You definitely feel for Farley Granger's character. (Even if it does get annoying to hear him say "my mother just died tonight" to almost literally every person he meets.) This movie gives Farley such a hard time that in the diner scene the cops take him jail before he can eat any of his food, even though he tells them he's starving, and then they make him pay the check!

I don't want to get into religion, or offend anyone, but I thought it was strange that the movie's "hero" is Dana Andrews priest/narrator character, as we are clearly shown that the church in this poor neighborhood is failing its parishoners. Granger's lashing at the arrogant old priest is at least understandable, given the man's lack of empathy for a woman who has put money in the church poor box every week that she clearly needed for herself and her family.
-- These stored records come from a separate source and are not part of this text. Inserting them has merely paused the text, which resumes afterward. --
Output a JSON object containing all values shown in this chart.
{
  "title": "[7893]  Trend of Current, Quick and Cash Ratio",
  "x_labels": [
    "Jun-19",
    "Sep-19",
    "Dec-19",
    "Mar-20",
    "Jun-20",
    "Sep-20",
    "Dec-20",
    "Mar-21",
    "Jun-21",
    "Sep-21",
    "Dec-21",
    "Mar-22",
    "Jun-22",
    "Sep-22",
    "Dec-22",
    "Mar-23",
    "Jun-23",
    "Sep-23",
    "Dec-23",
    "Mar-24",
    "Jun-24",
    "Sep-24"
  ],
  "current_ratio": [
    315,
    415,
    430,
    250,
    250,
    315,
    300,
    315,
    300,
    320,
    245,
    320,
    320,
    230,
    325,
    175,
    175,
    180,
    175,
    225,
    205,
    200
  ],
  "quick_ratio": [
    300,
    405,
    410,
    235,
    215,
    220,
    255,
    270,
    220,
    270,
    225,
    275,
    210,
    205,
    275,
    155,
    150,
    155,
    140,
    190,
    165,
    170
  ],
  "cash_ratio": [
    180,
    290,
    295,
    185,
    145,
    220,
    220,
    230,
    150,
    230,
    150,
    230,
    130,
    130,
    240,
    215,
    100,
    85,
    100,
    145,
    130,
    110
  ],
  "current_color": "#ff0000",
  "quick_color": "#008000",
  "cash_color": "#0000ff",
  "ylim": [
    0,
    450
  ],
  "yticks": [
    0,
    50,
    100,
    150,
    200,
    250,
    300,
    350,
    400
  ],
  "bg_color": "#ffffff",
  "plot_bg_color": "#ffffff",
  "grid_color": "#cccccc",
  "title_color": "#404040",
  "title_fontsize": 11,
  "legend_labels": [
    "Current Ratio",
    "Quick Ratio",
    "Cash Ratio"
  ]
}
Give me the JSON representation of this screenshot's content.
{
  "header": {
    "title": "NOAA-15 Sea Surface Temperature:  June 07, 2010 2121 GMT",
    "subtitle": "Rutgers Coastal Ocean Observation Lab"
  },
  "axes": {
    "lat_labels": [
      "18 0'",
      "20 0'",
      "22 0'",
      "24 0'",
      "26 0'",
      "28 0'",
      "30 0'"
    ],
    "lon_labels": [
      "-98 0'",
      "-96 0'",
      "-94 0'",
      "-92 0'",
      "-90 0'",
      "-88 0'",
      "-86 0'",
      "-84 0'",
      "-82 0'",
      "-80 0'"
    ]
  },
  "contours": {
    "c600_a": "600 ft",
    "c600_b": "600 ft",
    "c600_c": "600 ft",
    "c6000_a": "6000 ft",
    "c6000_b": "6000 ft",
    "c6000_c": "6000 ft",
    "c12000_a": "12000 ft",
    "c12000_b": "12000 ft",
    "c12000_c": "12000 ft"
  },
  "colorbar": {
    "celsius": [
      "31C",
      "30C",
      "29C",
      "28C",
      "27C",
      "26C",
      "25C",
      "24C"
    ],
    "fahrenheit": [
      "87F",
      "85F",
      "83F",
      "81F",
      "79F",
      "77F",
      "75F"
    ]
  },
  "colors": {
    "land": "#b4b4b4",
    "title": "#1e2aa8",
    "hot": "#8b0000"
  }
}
I found the ending unsatisfying, as Dana Andrews' narration ends and we are back to the present day Andrews says that Granger helped restore his faith, but he doesn't really seem to care much about him. He says that Granger writes him from his cell every week, but he's almost smiling when he says it. Since the whole movie was about Granger's plight, shouldn't we at least know what his sentence was? And then there's a last line about lemon in the tea that's supposed to end the movie on a comic note? Strange given everything that's come before. Well, I could never believe Dana Andrews as a priest anyway.